Une situation volatile sur le terrain
Depuis le 1er octobre 2023, la RDC et ses alliés, dont des milices et des mercenaires européens, sèment la terreur au sein des communautés rwandophones : incendies de villages, vols de bétail, ciblage des Congolais tutsis dans les territoires de Masisi et de Rutshuru. Cette violence aux relents génocidaires s’inscrit dans la volonté de Kinshasa de reprendre le contrôle des zones précédemment tenues par les rebelles du M23 et cédées aux troupes régionales comme l’avaient exigé les chefs d’État de la CAE. Ce qui est encore plus surprenant, c’est que cette violation flagrante du cessez-le-feu a été facilitée par le contingent burundais dans les zones qu’il contrôle, faisant du Burundi à la fois un agresseur et un pacificateur dans le conflit de la RDC.

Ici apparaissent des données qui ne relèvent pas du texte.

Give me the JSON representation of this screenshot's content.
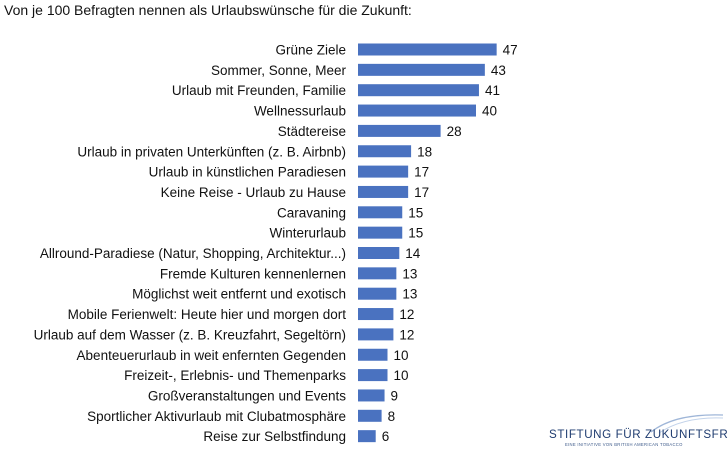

En réponse, le groupe M23 a lancé des avertissements, appelant la communauté internationale, en particulier la CAE, à prendre des mesures adéquates pour éviter de nouvelles effusions de sang. À défaut, il se réserve le droit de défendre les communautés visées. Jusqu’à présent, les demandes du M23 sont restées lettre morte, l’amenant à réoccuper temporairement – avant de se retirer à nouveau en signe de bonne volonté selon les sources au sein du groupe – les zones tombées sous le contrôle de Kinshasa avec la complicité du contingent burundais.
Les rebelles semblent déterminés à faire passer le message suivant: si aucune mesure n’est prise pour empêcher les massacres génocidaires en cours et condamner Kinshasa pour son mépris des recommandations des chefs d’État de la CAE et du processus de paix de Nairobi-Luanda, rien ne pourra arrêter une éventuelle contre-offensive du M23, et personne ne peut savoir jusqu’où celle-ci irait cette fois-ci.
La Communauté des États de l’Afrique de l’Est sous pression
Pourquoi le Burundi, pays qui préside l’EAC, saperait-il un processus de paix mené par son propre président, Evariste Ndayishimiye ? Pour comprendre la situation actuelle dans cette région des grands lacs, il faut examiner le contexte autour du déploiement de la force est-africaine. Plusieurs facteurs clés méritent d’être soulignés.
D’une part, le processus de paix stagne en raison du refus obstiné de Kinshasa d’entamer un dialogue avec les rebelles du M23. Tant que cette situation persiste et sans mesures coercitives visant à responsabiliser les belligérants récalcitrants aux efforts de paix, il ne peut y avoir de processus de paix digne de ce nom.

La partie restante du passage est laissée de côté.